Danny had a reputation for always looking dapper. Crisp s
uits, smart shirts, good shoes. The perfect impression of a fine gentleman.
“Perhaps that’s what got him killed,” Joe said. “He got himself into debt and couldn’t pay.”
“Stop talking and eat,” Luc said, tersely. “It’ll get cold. You two are always so busy trying to solve your mysteries.”
His French accent was adorable, but he had a tendency to boss Joe around. Still, the food was delicious and neither of them argued. They ate in silence for a while, but Russell couldn’t stop his mind whirring.
“She was quite the celebrity in her time, you know, old Jean?” Russell said.
Luc sighed.
“She sang in Ronnie Scott’s and everything. Seems to have performed with all the greats. There are some amazing photos of her in her heyday. It’s such a shame they both ended up like this.”
Remembering the other photograph he’d found, Russell stood up, heading to the hallway to retrieve it.
“I found this,” he said. “Of the day Jean, Danny and Violet moved in to Cumberland Terrace together. They all look happy enough. I wonder what happened between Jean and Violet to end all that?”
Joe froze mid-mouthful, staring at the photo. He dropped his fork and picked the image up, studying it closer.
“When was this taken?”
“Sixties sometime,” Russell said. “It says so on the back. Why?”
“This woman...”
“Violet?

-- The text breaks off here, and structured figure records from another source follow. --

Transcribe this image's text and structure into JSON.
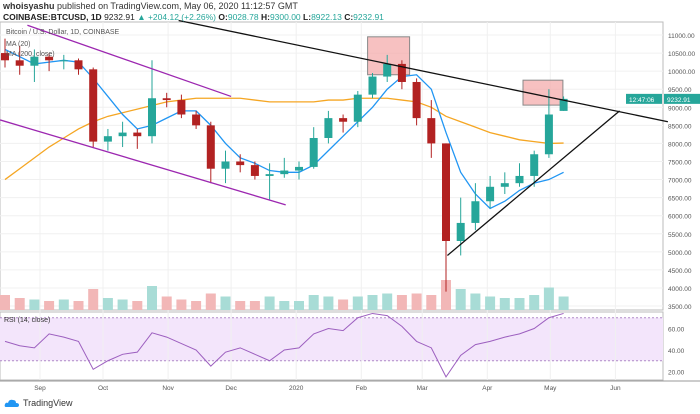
{
  "header": {
    "author": "whoisyashu",
    "published": "published on TradingView.com, May 06, 2020 11:12:57 GMT",
    "symbol": "COINBASE:BTCUSD, 1D",
    "last": "9232.91",
    "change": "▲ +204.12 (+2.26%)",
    "o_label": "O:",
    "o": "9028.78",
    "h_label": "H:",
    "h": "9300.00",
    "l_label": "L:",
    "l": "8922.13",
    "c_label": "C:",
    "c": "9232.91"
  },
  "legend": {
    "title": "Bitcoin / U.S. Dollar, 1D, COINBASE",
    "ma20": "MA (20)",
    "ma200": "MA (200, close)",
    "close": "close"
  },
  "price_tag": "9232.91",
  "countdown": "12:47:06",
  "footer": {
    "brand": "TradingView"
  },
  "colors": {
    "up": "#26a69a",
    "down": "#b22222",
    "ma20": "#2196f3",
    "ma200": "#f5a623",
    "channel": "#9c27b0",
    "trend": "#111111",
    "rsi": "#9c5fbf",
    "box": "#f4a6a6"
  },
  "chart_data": {
    "type": "candlestick",
    "interval": "weekly-approx",
    "ylim": [
      3500,
      11000
    ],
    "yticks": [
      3500,
      4000,
      4500,
      5000,
      5500,
      6000,
      6500,
      7000,
      7500,
      8000,
      8500,
      9000,
      9500,
      10000,
      10500,
      11000
    ],
    "xticks": [
      {
        "label": "Sep",
        "date": "2019-09-01"
      },
      {
        "label": "Oct",
        "date": "2019-10-01"
      },
      {
        "label": "Nov",
        "date": "2019-11-01"
      },
      {
        "label": "Dec",
        "date": "2019-12-01"
      },
      {
        "label": "2020",
        "date": "2020-01-01"
      },
      {
        "label": "Feb",
        "date": "2020-02-01"
      },
      {
        "label": "Mar",
        "date": "2020-03-01"
      },
      {
        "label": "Apr",
        "date": "2020-04-01"
      },
      {
        "label": "May",
        "date": "2020-05-01"
      },
      {
        "label": "Jun",
        "date": "2020-06-01"
      }
    ],
    "dates": [
      "2019-08-12",
      "2019-08-19",
      "2019-08-26",
      "2019-09-02",
      "2019-09-09",
      "2019-09-16",
      "2019-09-23",
      "2019-09-30",
      "2019-10-07",
      "2019-10-14",
      "2019-10-21",
      "2019-10-28",
      "2019-11-04",
      "2019-11-11",
      "2019-11-18",
      "2019-11-25",
      "2019-12-02",
      "2019-12-09",
      "2019-12-16",
      "2019-12-23",
      "2019-12-30",
      "2020-01-06",
      "2020-01-13",
      "2020-01-20",
      "2020-01-27",
      "2020-02-03",
      "2020-02-10",
      "2020-02-17",
      "2020-02-24",
      "2020-03-02",
      "2020-03-09",
      "2020-03-16",
      "2020-03-23",
      "2020-03-30",
      "2020-04-06",
      "2020-04-13",
      "2020-04-20",
      "2020-04-27",
      "2020-05-04"
    ],
    "close": [
      10300,
      10150,
      10400,
      10300,
      10300,
      10050,
      8050,
      8200,
      8300,
      8200,
      9250,
      9200,
      8800,
      8500,
      7300,
      7500,
      7400,
      7100,
      7150,
      7250,
      7350,
      8150,
      8700,
      8600,
      9350,
      9850,
      10200,
      9700,
      8700,
      8000,
      5300,
      5800,
      6400,
      6800,
      6900,
      7100,
      7700,
      8800,
      9232.91
    ],
    "open": [
      10500,
      10300,
      10150,
      10400,
      10300,
      10300,
      10050,
      8050,
      8200,
      8300,
      8200,
      9250,
      9200,
      8800,
      8500,
      7300,
      7500,
      7400,
      7100,
      7150,
      7250,
      7350,
      8150,
      8700,
      8600,
      9350,
      9850,
      10200,
      9700,
      8700,
      8000,
      5300,
      5800,
      6400,
      6800,
      6900,
      7100,
      7700,
      8900
    ],
    "high": [
      10900,
      10700,
      10600,
      10500,
      10450,
      10350,
      10100,
      8400,
      8600,
      8400,
      10300,
      9400,
      9350,
      8900,
      8600,
      7800,
      7700,
      7500,
      7450,
      7600,
      7500,
      8450,
      8900,
      8800,
      9450,
      9950,
      10450,
      10300,
      9800,
      9200,
      8000,
      6500,
      6900,
      7100,
      7200,
      7450,
      7800,
      9500,
      9300
    ],
    "low": [
      10100,
      9900,
      9700,
      10000,
      10050,
      9900,
      7900,
      7800,
      7900,
      7850,
      8000,
      9000,
      8700,
      8400,
      6900,
      6900,
      7200,
      7000,
      6450,
      7050,
      7000,
      7300,
      8000,
      8300,
      8450,
      9250,
      9700,
      9500,
      8500,
      7600,
      3900,
      4900,
      5600,
      6200,
      6600,
      6800,
      6800,
      7600,
      8900
    ],
    "volume": [
      0.5,
      0.4,
      0.35,
      0.3,
      0.35,
      0.3,
      0.7,
      0.4,
      0.35,
      0.3,
      0.8,
      0.45,
      0.35,
      0.3,
      0.55,
      0.45,
      0.3,
      0.3,
      0.45,
      0.3,
      0.3,
      0.5,
      0.45,
      0.35,
      0.45,
      0.5,
      0.55,
      0.5,
      0.55,
      0.5,
      1.0,
      0.7,
      0.55,
      0.45,
      0.4,
      0.4,
      0.5,
      0.75,
      0.45
    ],
    "ma20": [
      10600,
      10400,
      10200,
      10250,
      10300,
      10250,
      9800,
      9300,
      8800,
      8400,
      8500,
      8700,
      8900,
      8900,
      8500,
      8000,
      7600,
      7450,
      7250,
      7200,
      7200,
      7400,
      7800,
      8200,
      8600,
      9000,
      9500,
      9850,
      9900,
      9500,
      8300,
      7200,
      6600,
      6200,
      6400,
      6700,
      6900,
      7000,
      7200
    ],
    "ma200": [
      7000,
      7300,
      7600,
      7900,
      8150,
      8400,
      8600,
      8750,
      8850,
      8950,
      9050,
      9150,
      9200,
      9250,
      9250,
      9250,
      9250,
      9200,
      9150,
      9150,
      9150,
      9150,
      9200,
      9200,
      9250,
      9250,
      9250,
      9200,
      9150,
      9000,
      8750,
      8600,
      8450,
      8300,
      8200,
      8100,
      8050,
      8000,
      8010
    ],
    "rsi": {
      "label": "RSI (14, close)",
      "ylim": [
        10,
        80
      ],
      "yticks": [
        20,
        40,
        60
      ],
      "bands": [
        30,
        70
      ],
      "values": [
        48,
        44,
        42,
        55,
        52,
        48,
        22,
        30,
        36,
        38,
        56,
        52,
        46,
        40,
        25,
        38,
        42,
        36,
        30,
        40,
        42,
        55,
        60,
        58,
        70,
        74,
        72,
        62,
        48,
        42,
        15,
        35,
        45,
        48,
        52,
        55,
        60,
        70,
        74
      ]
    },
    "trendlines": [
      {
        "kind": "resistance",
        "p1": [
          "2019-11-06",
          11400
        ],
        "p2": [
          "2020-06-26",
          8600
        ]
      },
      {
        "kind": "support",
        "p1": [
          "2020-03-13",
          4900
        ],
        "p2": [
          "2020-06-03",
          8900
        ]
      },
      {
        "kind": "channel-upper",
        "p1": [
          "2019-08-26",
          11270
        ],
        "p2": [
          "2019-12-01",
          9300
        ]
      },
      {
        "kind": "channel-lower",
        "p1": [
          "2019-08-13",
          8650
        ],
        "p2": [
          "2019-12-27",
          6300
        ]
      }
    ],
    "boxes": [
      {
        "from": "2020-02-04",
        "to": "2020-02-24",
        "top": 10950,
        "bottom": 9900
      },
      {
        "from": "2020-04-18",
        "to": "2020-05-07",
        "top": 9750,
        "bottom": 9060
      }
    ]
  }
}
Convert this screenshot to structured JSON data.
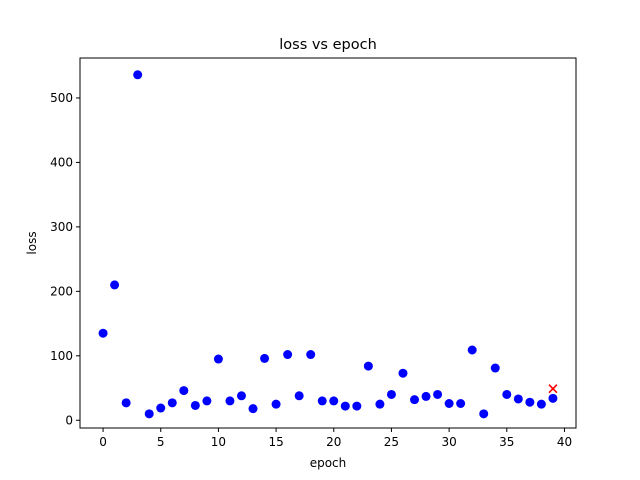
{
  "chart_data": {
    "type": "scatter",
    "title": "loss vs epoch",
    "xlabel": "epoch",
    "ylabel": "loss",
    "xlim": [
      -2,
      41
    ],
    "ylim": [
      -12,
      562
    ],
    "xticks": [
      0,
      5,
      10,
      15,
      20,
      25,
      30,
      35,
      40
    ],
    "yticks": [
      0,
      100,
      200,
      300,
      400,
      500
    ],
    "grid": false,
    "series": [
      {
        "marker": "circle",
        "color": "#0000ff",
        "x": [
          0,
          1,
          2,
          3,
          4,
          5,
          6,
          7,
          8,
          9,
          10,
          11,
          12,
          13,
          14,
          15,
          16,
          17,
          18,
          19,
          20,
          21,
          22,
          23,
          24,
          25,
          26,
          27,
          28,
          29,
          30,
          31,
          32,
          33,
          34,
          35,
          36,
          37,
          38,
          39
        ],
        "y": [
          135,
          210,
          27,
          536,
          10,
          19,
          27,
          46,
          23,
          30,
          95,
          30,
          38,
          18,
          96,
          25,
          102,
          38,
          102,
          30,
          30,
          22,
          22,
          84,
          25,
          40,
          73,
          32,
          37,
          40,
          26,
          26,
          109,
          10,
          81,
          40,
          33,
          28,
          25,
          34
        ]
      },
      {
        "marker": "x",
        "color": "#ff0000",
        "x": [
          39
        ],
        "y": [
          49
        ]
      }
    ]
  }
}
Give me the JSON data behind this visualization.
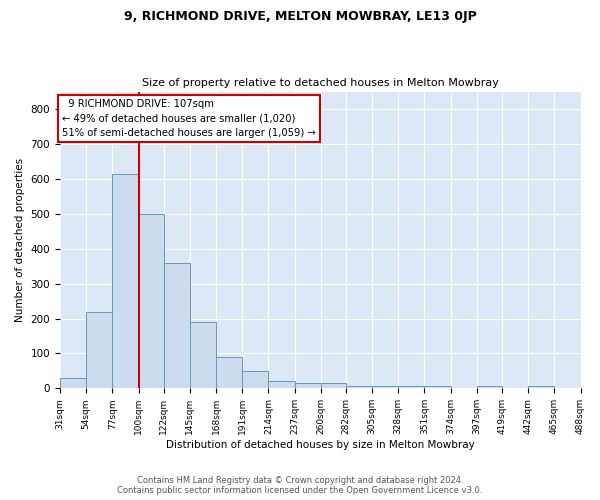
{
  "title1": "9, RICHMOND DRIVE, MELTON MOWBRAY, LE13 0JP",
  "title2": "Size of property relative to detached houses in Melton Mowbray",
  "xlabel": "Distribution of detached houses by size in Melton Mowbray",
  "ylabel": "Number of detached properties",
  "annotation_title": "  9 RICHMOND DRIVE: 107sqm",
  "annotation_line1": "← 49% of detached houses are smaller (1,020)",
  "annotation_line2": "51% of semi-detached houses are larger (1,059) →",
  "footer1": "Contains HM Land Registry data © Crown copyright and database right 2024.",
  "footer2": "Contains public sector information licensed under the Open Government Licence v3.0.",
  "bar_color": "#ccdcee",
  "bar_edge_color": "#6699bb",
  "background_color": "#dce8f5",
  "vline_x": 100,
  "vline_color": "#cc0000",
  "bin_edges": [
    31,
    54,
    77,
    100,
    122,
    145,
    168,
    191,
    214,
    237,
    260,
    282,
    305,
    328,
    351,
    374,
    397,
    419,
    442,
    465,
    488
  ],
  "bar_heights": [
    30,
    220,
    615,
    500,
    360,
    190,
    90,
    50,
    20,
    15,
    15,
    8,
    8,
    8,
    8,
    0,
    7,
    0,
    7,
    0
  ],
  "ylim": [
    0,
    850
  ],
  "yticks": [
    0,
    100,
    200,
    300,
    400,
    500,
    600,
    700,
    800
  ],
  "annotation_box_color": "#ffffff",
  "annotation_box_edge": "#cc0000",
  "title1_fontsize": 9,
  "title2_fontsize": 8
}
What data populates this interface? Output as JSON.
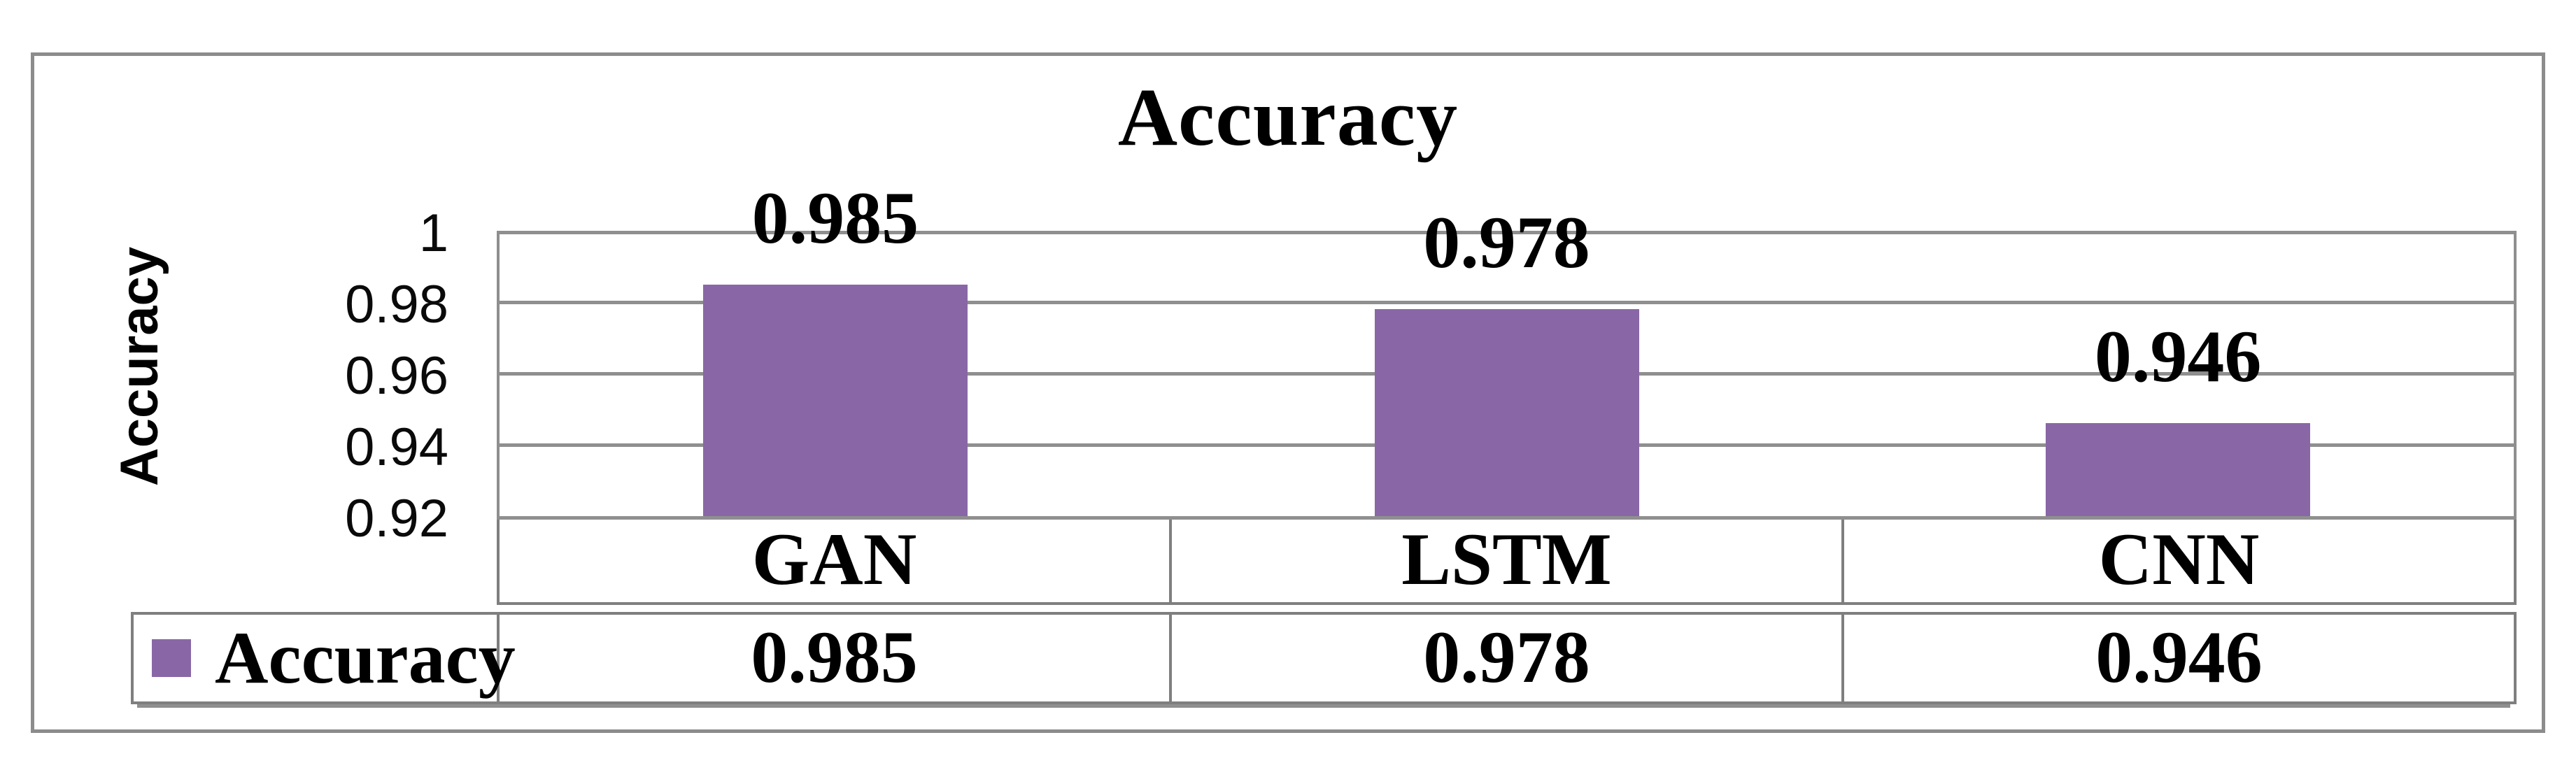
{
  "figure": {
    "background": "#ffffff"
  },
  "chart": {
    "title": "Accuracy",
    "y_axis": {
      "title": "Accuracy",
      "tick_labels": [
        "1",
        "0.98",
        "0.96",
        "0.94",
        "0.92"
      ]
    },
    "legend": {
      "label": "Accuracy",
      "swatch_color": "#8967A6"
    },
    "table": {
      "categories": [
        "GAN",
        "LSTM",
        "CNN"
      ],
      "values": [
        "0.985",
        "0.978",
        "0.946"
      ]
    }
  },
  "chart_data": {
    "type": "bar",
    "title": "Accuracy",
    "categories": [
      "GAN",
      "LSTM",
      "CNN"
    ],
    "series": [
      {
        "name": "Accuracy",
        "values": [
          0.985,
          0.978,
          0.946
        ]
      }
    ],
    "values": [
      0.985,
      0.978,
      0.946
    ],
    "data_labels": [
      "0.985",
      "0.978",
      "0.946"
    ],
    "xlabel": "",
    "ylabel": "Accuracy",
    "ylim": [
      0.92,
      1.0
    ],
    "yticks": [
      1,
      0.98,
      0.96,
      0.94,
      0.92
    ],
    "ytick_labels": [
      "1",
      "0.98",
      "0.96",
      "0.94",
      "0.92"
    ],
    "grid": true,
    "legend_entries": [
      "Accuracy"
    ],
    "legend_position": "bottom-left",
    "bar_color": "#8967A6",
    "gridline_color": "#8f8f8f",
    "axis_table_below": true
  }
}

What about her?”
“This is the woman I saw in the club on the night Danny died,” Joe said.
“What? It can’t be. She’d be much older these days.”
“No, that’s just it,” Joe said, looking at Russell, confused. “She looked pretty much exactly like this.”
“What?”
“And I think Danny saw her too. There was a moment when I was talking to him before I went backstage to find Patty, and he looked out into the crowd and seemed to freeze. He looked really shocked. He must have seen her.”
“But it can’t be her,” Russell said. “Violet would be twenty years older by now.”